Society for the Diffusion of Useful Ignorance



I quite enjoy this excerpt from Henry David Thoreau's essay Walking from The Portable Thoreau

We have heard of a Society for the Diffusion of Useful Knowledge. It is said that knowledge is power, and the like. Methinks there is equal need of a Society for the Diffusion of Useful Ignorance, what we will call Beautiful Knowledge, a knowledge useful in a higher sense: for what is most of our boasted so-called knowledge but a conceit that we know something, which robs us of the advantage of our actual ignorance?

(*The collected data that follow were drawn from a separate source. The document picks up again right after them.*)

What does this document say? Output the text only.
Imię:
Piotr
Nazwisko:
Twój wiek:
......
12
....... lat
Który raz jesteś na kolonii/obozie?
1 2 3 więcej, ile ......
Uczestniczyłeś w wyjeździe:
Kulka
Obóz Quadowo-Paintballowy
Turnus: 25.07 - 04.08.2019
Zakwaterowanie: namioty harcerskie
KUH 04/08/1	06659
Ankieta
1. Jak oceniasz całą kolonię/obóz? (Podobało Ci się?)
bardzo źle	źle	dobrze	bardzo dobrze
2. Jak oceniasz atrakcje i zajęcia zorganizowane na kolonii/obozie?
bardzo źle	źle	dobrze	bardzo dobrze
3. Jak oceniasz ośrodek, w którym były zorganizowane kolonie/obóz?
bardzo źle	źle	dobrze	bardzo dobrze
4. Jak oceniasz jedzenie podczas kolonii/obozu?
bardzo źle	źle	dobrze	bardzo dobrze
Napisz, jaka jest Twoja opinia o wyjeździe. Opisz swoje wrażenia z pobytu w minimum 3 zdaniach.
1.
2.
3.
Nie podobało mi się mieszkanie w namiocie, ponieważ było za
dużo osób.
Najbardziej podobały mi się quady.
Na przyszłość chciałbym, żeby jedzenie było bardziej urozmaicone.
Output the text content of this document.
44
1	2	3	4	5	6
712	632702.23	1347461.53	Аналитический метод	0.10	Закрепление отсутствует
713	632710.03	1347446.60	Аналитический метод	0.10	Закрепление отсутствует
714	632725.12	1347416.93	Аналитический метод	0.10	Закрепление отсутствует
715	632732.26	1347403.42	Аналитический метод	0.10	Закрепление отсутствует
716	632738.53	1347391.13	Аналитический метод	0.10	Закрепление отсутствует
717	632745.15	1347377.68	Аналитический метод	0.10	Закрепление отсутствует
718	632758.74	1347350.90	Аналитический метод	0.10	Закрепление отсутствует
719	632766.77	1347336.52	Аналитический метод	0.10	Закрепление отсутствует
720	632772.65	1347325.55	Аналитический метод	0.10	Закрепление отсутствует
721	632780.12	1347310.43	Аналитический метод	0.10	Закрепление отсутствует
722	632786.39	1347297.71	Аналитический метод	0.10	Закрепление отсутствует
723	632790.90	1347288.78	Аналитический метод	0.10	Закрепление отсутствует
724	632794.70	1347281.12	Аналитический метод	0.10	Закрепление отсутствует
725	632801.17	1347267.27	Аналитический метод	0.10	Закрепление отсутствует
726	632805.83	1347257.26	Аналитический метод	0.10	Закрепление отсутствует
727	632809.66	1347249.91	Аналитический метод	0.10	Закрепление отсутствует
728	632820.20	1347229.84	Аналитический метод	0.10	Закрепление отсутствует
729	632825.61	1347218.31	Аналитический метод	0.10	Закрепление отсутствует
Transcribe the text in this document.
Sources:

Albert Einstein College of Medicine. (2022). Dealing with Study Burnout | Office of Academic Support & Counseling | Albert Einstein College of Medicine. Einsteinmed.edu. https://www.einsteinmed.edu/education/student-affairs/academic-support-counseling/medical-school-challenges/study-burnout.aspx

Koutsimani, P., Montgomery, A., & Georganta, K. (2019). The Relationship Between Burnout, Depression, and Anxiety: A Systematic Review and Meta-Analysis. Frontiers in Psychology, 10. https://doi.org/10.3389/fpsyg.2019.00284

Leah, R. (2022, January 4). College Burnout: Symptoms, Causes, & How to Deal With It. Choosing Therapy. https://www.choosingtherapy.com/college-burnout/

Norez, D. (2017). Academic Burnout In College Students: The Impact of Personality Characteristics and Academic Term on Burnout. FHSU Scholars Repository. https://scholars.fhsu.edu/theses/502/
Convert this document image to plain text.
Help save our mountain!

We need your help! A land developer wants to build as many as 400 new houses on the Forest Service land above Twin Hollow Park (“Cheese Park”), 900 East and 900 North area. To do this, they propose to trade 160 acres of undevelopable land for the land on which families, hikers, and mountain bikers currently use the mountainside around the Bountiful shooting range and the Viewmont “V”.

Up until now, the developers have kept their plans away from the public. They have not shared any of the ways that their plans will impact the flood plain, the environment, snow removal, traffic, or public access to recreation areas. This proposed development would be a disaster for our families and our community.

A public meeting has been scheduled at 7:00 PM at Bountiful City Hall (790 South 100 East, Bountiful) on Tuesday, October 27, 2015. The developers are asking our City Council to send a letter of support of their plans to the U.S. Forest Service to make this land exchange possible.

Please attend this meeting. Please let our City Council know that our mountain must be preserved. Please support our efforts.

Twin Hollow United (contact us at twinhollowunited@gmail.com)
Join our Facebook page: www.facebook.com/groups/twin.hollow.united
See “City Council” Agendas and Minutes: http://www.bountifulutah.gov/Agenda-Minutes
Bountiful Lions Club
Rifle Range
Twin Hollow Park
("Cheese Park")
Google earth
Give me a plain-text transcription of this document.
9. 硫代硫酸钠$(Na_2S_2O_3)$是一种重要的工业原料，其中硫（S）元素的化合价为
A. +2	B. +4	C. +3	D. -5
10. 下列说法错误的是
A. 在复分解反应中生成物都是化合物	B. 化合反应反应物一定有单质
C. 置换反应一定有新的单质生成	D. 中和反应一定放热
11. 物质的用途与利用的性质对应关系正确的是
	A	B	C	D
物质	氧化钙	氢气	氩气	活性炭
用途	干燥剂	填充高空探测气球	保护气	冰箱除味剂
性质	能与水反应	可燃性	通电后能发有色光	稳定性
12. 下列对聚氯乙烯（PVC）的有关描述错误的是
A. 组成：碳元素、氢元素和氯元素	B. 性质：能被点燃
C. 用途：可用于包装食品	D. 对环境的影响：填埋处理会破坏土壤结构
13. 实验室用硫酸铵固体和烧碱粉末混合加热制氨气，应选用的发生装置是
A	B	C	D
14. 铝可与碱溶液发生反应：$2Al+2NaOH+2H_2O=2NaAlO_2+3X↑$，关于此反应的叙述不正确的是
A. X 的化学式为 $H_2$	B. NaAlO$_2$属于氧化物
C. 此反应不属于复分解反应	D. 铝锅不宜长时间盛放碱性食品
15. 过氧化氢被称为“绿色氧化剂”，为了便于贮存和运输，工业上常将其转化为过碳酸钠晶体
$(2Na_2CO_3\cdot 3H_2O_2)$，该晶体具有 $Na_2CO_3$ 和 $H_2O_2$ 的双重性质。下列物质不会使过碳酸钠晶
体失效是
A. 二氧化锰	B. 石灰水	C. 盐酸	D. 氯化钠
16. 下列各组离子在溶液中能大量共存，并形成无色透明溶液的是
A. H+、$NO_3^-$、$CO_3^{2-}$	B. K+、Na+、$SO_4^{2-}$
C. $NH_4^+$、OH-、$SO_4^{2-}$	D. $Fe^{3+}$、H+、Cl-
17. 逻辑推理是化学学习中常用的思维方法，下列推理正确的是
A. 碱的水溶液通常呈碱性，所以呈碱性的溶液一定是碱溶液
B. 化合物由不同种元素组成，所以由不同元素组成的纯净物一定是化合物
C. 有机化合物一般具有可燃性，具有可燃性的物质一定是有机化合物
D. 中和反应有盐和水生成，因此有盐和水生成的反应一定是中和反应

What we call knowledge is often our positive ignorance; ignorance our negative knowledge. By long years of patient industry and reading of the newspapers-for what are the libraries of science but files of newspapers?-a man accumulates a myriad facts, lays them up in his memory, and then when in some spring of his life he saunters abroad into the Great Fields of thought, he, as it were, goes to grass like a horse and leaves all his hardness behind in the stable.
I would say to the Society for the Diffusion of Useful Knowledge, sometimes,go to grass. You have eaten hay long enough. The spring has come with it's green crop. The very cows are driven to their country pastures before the end of may; though I have heard of one unnatural farmer who kept his cow in the barn and fed her on hay all the year round. So, frequently, the Society for the Diffusion of Useful Knowledge treats it's cattle.
A man's ignorance sometimes is not only useful but beautiful-while his knowledge, so called, is oftentimes worse than useless, besides being ugly.
Which is the best man to deal with-he who knows nothing about a subject, and, what is extremely rare, knows that he knows nothing, or he who really knows something about it but thinks that he knows it all?